只是这事嘛,怎么看怎么有几分怪异。
大队长媳妇儿看见大队长给自己使眼神,立马上前去当起了“出头鸟”。
刘凤英还在哭哭啼啼,大队长媳妇儿拍了拍她的肩膀,帮她理好头发,又将衣服扣子扣上,这才开口。
“刘知青啊,大晚上的,你们这到底是咋了?你们都是知青,这要是在我们岭山大队出了啥事,可是我们岭山大队的责任,你跟婶子说说到底咋了?”
刘凤英脑子快速转着,想着办法。
她现在是真后悔啊,还不如刚才动作快点儿,磨磨蹭蹭的终究没能假戏真做,这可就给她今天这一出增加了难度了。

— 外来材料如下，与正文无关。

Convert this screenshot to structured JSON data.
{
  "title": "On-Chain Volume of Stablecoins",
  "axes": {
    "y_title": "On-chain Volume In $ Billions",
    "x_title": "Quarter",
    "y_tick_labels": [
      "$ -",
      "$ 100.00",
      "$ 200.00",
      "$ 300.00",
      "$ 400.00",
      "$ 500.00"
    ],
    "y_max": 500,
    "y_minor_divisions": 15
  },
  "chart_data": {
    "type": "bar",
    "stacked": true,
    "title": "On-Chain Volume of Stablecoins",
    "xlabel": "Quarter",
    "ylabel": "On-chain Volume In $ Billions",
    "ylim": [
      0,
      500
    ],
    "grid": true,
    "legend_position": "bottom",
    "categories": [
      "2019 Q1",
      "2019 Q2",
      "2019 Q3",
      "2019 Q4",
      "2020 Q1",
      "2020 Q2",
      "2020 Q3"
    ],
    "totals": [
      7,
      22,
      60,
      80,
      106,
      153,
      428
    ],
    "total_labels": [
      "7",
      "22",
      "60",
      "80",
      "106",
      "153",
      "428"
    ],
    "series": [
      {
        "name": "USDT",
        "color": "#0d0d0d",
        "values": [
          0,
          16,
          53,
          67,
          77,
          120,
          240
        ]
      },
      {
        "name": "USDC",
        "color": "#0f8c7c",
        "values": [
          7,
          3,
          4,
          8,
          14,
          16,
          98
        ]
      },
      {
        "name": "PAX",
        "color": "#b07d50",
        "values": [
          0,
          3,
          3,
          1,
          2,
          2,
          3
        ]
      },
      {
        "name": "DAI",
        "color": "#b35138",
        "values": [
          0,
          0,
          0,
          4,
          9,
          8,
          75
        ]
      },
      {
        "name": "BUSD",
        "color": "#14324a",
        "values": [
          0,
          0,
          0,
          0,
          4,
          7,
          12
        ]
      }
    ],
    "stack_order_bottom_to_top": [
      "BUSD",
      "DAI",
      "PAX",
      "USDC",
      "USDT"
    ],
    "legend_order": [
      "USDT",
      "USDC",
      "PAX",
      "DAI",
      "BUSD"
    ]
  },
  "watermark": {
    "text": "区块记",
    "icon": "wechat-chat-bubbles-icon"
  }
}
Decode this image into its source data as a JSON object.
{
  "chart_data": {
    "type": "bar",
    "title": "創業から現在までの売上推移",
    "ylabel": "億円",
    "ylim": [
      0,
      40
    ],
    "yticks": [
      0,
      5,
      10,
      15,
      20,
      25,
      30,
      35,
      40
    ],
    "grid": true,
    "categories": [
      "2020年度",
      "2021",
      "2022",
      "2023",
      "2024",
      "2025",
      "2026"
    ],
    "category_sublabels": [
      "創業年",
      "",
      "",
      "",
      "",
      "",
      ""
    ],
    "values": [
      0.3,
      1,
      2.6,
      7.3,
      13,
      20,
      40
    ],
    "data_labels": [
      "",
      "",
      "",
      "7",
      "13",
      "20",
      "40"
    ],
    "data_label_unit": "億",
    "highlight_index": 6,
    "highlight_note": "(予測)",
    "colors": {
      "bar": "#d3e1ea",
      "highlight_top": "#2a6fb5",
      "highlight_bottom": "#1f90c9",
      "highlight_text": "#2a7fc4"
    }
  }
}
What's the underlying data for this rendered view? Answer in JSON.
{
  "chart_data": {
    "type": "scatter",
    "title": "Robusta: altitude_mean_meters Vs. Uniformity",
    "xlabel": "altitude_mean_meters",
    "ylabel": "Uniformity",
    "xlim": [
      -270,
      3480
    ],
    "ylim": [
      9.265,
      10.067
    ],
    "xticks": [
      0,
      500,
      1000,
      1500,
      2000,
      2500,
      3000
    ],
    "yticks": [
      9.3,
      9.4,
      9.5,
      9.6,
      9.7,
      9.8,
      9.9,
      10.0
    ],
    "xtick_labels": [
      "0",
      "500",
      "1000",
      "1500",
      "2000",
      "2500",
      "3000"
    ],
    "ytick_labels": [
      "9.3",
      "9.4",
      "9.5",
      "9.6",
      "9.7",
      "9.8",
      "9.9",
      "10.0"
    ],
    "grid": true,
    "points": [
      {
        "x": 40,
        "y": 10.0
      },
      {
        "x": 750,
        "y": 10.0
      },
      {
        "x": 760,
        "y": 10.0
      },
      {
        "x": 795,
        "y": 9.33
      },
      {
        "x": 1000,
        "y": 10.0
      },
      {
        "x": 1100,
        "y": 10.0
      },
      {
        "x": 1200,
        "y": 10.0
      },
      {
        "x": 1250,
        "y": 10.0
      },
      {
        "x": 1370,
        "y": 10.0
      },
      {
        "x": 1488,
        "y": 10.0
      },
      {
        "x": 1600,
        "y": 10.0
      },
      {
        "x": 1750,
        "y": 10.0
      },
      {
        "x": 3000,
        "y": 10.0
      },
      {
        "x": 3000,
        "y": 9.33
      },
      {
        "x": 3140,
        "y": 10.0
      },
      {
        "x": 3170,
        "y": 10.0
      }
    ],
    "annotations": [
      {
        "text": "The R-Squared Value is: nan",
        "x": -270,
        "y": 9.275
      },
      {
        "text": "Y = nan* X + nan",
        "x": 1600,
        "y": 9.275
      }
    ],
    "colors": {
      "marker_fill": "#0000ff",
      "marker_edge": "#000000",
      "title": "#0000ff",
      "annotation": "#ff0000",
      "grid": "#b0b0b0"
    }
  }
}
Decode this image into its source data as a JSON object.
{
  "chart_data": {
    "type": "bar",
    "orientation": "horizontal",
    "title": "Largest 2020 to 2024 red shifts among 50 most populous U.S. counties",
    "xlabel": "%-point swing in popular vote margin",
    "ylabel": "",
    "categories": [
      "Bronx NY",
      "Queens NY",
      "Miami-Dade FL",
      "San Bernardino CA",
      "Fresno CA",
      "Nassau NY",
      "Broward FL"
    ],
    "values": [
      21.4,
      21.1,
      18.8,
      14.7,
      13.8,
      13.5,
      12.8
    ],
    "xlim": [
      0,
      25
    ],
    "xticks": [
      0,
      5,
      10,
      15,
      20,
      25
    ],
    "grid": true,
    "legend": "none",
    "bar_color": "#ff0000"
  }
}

不过嘛,她也算反应快,顺势就把头埋在大队长媳妇儿的怀里。
“婶子,我不活了!我——”
“大队长!你们还是先看看郝知青吧,他有点不对劲儿。”
胡婶子的眼神就一直没离开郝知青脸上。
这个郝知青人还不错,在大队里好几年了,没做过啥行差踏错的事。
最大胆的也要数之前在打谷场上当众拒绝刘知青那回了。
有一句话说的好,叫做物以类聚人以群分。
胡婶子知道小杨知青和郝向东关系不错,心里莫名就对郝向东也颇有好感。
“老三,你去看看。”
程立东应了一声之后,走到郝向东身边蹲下,扒了扒郝向东的眼皮,又叫了郝向东几声。
可是,此刻的郝向东已经失去理智。
感受到程立东冰凉的手在抚摸自己,他顺势就攀了上去,嘴里还细细碎碎的发出一些让人不忍直视的声音。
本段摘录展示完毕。